Looking for Digital Aesthetics
There is a need for a more beautiful digital world, an alternative to our current paradigm of planned obsolesence, bloated web browsers, and material design. This intersection between user freedom, computer science, and aesthetics is a largely unexplored niche, which is unsurprising when one takes into account the proclivities of the tech industry. There is already a community of "creative coders," who are digital artists first, and programmers only incidentally; and then there is the Free Software Foundation, which is heavily involved in the technical and legal side of computing, but not the artistic side. These groups oppose two prevailing ideas within the tech world, respectively:
- technology is mundane
- technology should exert as much power over its users as possible
What I'd like to see is a synthesis of these two ideas, a sort of extreme user empowerment movement-- but the Free Software Foundation and the creative coding community (generally embodied by the Processing foundation) are too at odds with each other to be united. In order to find the seeds of this new movement, we have to look past those two giants and search deeper in the tech world.
There are some terrifying personas within the tech world. Whether you're looking among silicon valley types, commentors on hacker news who feel weirdly zealous about some specific technology that they use, or verbally abusive project maintainers who spend all day browsing through mailing lists and irc channels, you'll find many people whose presence makes you regret going into computers in the first place. Indeed, you might come to the conclusion that technology was a mistake and can't be saved.
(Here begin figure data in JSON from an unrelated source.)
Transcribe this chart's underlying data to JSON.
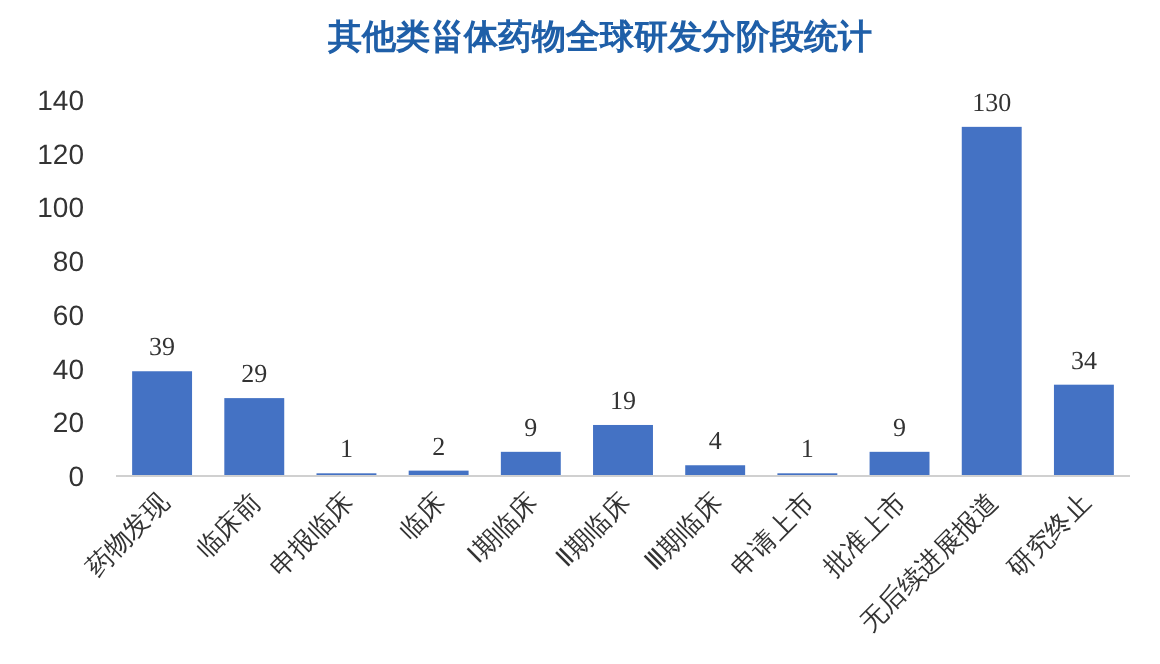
{
  "chart_data": {
    "type": "bar",
    "title": "其他类甾体药物全球研发分阶段统计",
    "categories": [
      "药物发现",
      "临床前",
      "申报临床",
      "临床",
      "Ⅰ期临床",
      "Ⅱ期临床",
      "Ⅲ期临床",
      "申请上市",
      "批准上市",
      "无后续进展报道",
      "研究终止"
    ],
    "values": [
      39,
      29,
      1,
      2,
      9,
      19,
      4,
      1,
      9,
      130,
      34
    ],
    "color": "#4472c4",
    "ylim": [
      0,
      140
    ],
    "yticks": [
      0,
      20,
      40,
      60,
      80,
      100,
      120,
      140
    ],
    "data_labels": true
  }
}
If you stick around, though, you might be lucky enough to catch wind of people who do some truly beautiful things with computers.
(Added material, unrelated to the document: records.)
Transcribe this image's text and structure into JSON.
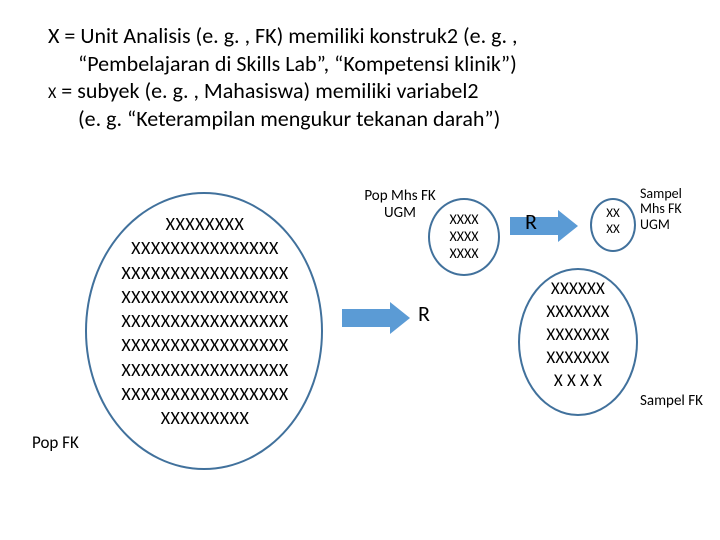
{
  "colors": {
    "oval_border": "#41719c",
    "arrow_fill": "#5b9bd5",
    "text": "#000000",
    "background": "#ffffff"
  },
  "header": {
    "line1": "X = Unit Analisis (e. g. , FK) memiliki konstruk2 (e. g. ,",
    "line2": "“Pembelajaran di Skills Lab”, “Kompetensi klinik”)",
    "line3_prefix": "X",
    "line3_rest": " = subyek (e. g. , Mahasiswa) memiliki variabel2",
    "line4": "(e. g. “Keterampilan mengukur tekanan darah”)"
  },
  "big_oval": {
    "label": "Pop FK",
    "rows": [
      "XXXXXXXX",
      "XXXXXXXXXXXXXXX",
      "XXXXXXXXXXXXXXXXX",
      "XXXXXXXXXXXXXXXXX",
      "XXXXXXXXXXXXXXXXX",
      "XXXXXXXXXXXXXXXXX",
      "XXXXXXXXXXXXXXXXX",
      "XXXXXXXXXXXXXXXXX",
      "XXXXXXXXX"
    ]
  },
  "small_oval": {
    "label_line1": "Pop Mhs FK",
    "label_line2": "UGM",
    "rows": [
      "XXXX",
      "XXXX",
      "XXXX"
    ]
  },
  "mid_oval": {
    "label": "Sampel FK",
    "rows": [
      "XXXXXX",
      "XXXXXXX",
      "XXXXXXX",
      "XXXXXXX",
      "X X  X X"
    ]
  },
  "tiny_oval": {
    "label_line1": "Sampel",
    "label_line2": "Mhs FK",
    "label_line3": "UGM",
    "rows": [
      "XX",
      "XX"
    ]
  },
  "r_labels": {
    "r1": "R",
    "r2": "R"
  }
}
Take 100 Rabbits for example.
They're a cult
criminal syndicate lifestyle brand
pair of friends who live on a sailboat. Due to their nautical
lifestyle, they're very into durablility and sustainability,
and have been developing ways to use technology in a way that
works with their unconventional living situation. They've also
developed their own aesthetic (see their website)
and work on some pretty cool art software for a hipster operating
system called 9front.
100 Rabbits successfully integrates aesthetics within a free-software
ethos, exploring every physical and virtual inch of the computer
in the process, leaving no pixel un-dithered.
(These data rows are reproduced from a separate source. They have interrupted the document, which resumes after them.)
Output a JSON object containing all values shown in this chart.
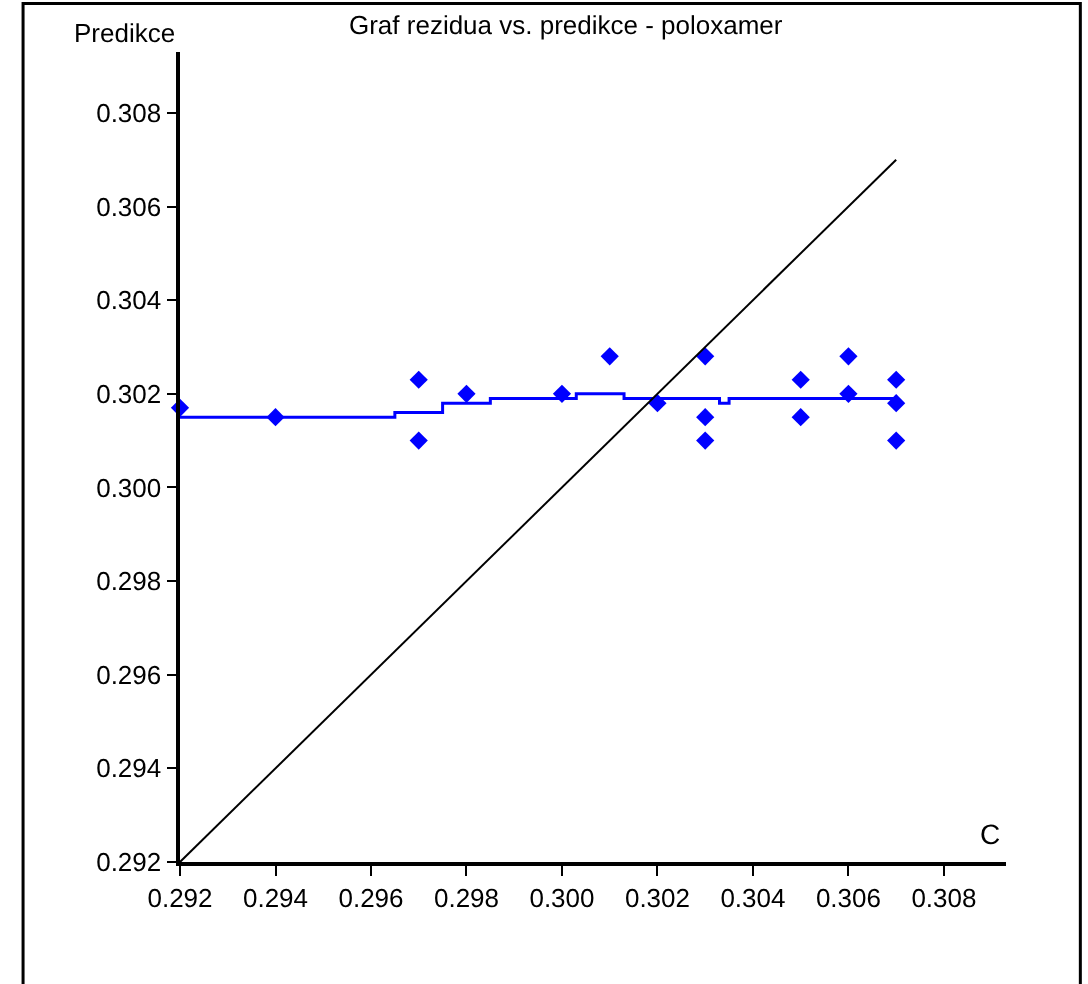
{
  "chart_data": {
    "type": "scatter",
    "title": "Graf rezidua vs. predikce - poloxamer",
    "xlabel": "C",
    "ylabel": "Predikce",
    "xlim": [
      0.292,
      0.3093
    ],
    "ylim": [
      0.292,
      0.3093
    ],
    "xticks": [
      {
        "value": 0.292,
        "label": "0.292"
      },
      {
        "value": 0.294,
        "label": "0.294"
      },
      {
        "value": 0.296,
        "label": "0.296"
      },
      {
        "value": 0.298,
        "label": "0.298"
      },
      {
        "value": 0.3,
        "label": "0.300"
      },
      {
        "value": 0.302,
        "label": "0.302"
      },
      {
        "value": 0.304,
        "label": "0.304"
      },
      {
        "value": 0.306,
        "label": "0.306"
      },
      {
        "value": 0.308,
        "label": "0.308"
      }
    ],
    "yticks": [
      {
        "value": 0.292,
        "label": "0.292"
      },
      {
        "value": 0.294,
        "label": "0.294"
      },
      {
        "value": 0.296,
        "label": "0.296"
      },
      {
        "value": 0.298,
        "label": "0.298"
      },
      {
        "value": 0.3,
        "label": "0.300"
      },
      {
        "value": 0.302,
        "label": "0.302"
      },
      {
        "value": 0.304,
        "label": "0.304"
      },
      {
        "value": 0.306,
        "label": "0.306"
      },
      {
        "value": 0.308,
        "label": "0.308"
      }
    ],
    "series": [
      {
        "marker": "diamond",
        "color": "#0000ff",
        "x": [
          0.292,
          0.294,
          0.297,
          0.297,
          0.298,
          0.3,
          0.301,
          0.302,
          0.303,
          0.303,
          0.303,
          0.305,
          0.305,
          0.306,
          0.306,
          0.307,
          0.307,
          0.307
        ],
        "values": [
          0.3017,
          0.3015,
          0.3023,
          0.301,
          0.302,
          0.302,
          0.3028,
          0.3018,
          0.3028,
          0.3015,
          0.301,
          0.3023,
          0.3015,
          0.3028,
          0.302,
          0.3023,
          0.3018,
          0.301
        ]
      },
      {
        "type": "line",
        "marker": "none",
        "color": "#0000ff",
        "x": [
          0.292,
          0.2965,
          0.2965,
          0.2975,
          0.2975,
          0.2985,
          0.2985,
          0.3003,
          0.3003,
          0.3013,
          0.3013,
          0.3033,
          0.3033,
          0.3035,
          0.3035,
          0.307
        ],
        "values": [
          0.3015,
          0.3015,
          0.3016,
          0.3016,
          0.3018,
          0.3018,
          0.3019,
          0.3019,
          0.302,
          0.302,
          0.3019,
          0.3019,
          0.3018,
          0.3018,
          0.3019,
          0.3019
        ]
      },
      {
        "type": "line",
        "marker": "none",
        "color": "#000000",
        "x": [
          0.292,
          0.307
        ],
        "values": [
          0.292,
          0.307
        ]
      }
    ]
  }
}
There are other small groups like 100 Rabbits who have been doing their own thing, dual-wielding art and technology in a very indie, niche sort of way. Once I find my notebook I'll add a few other such groups to this article.
I've been trying a little bit of art-and-code magic myself, to varying degrees of success. After what I've seen 100 Rabbits and others do, I've become convinced that the whole computer, and all of the software on it, is worthy of being refined and reshaped into a piece of art. Maybe someday, I'll figure out something interesting and post it to this blog; maybe someday, this sort of artistic movement I've found will grow bigger and become an actual force that improves technology. Until then, I'll continue searching and trying to understand technology's creative potential.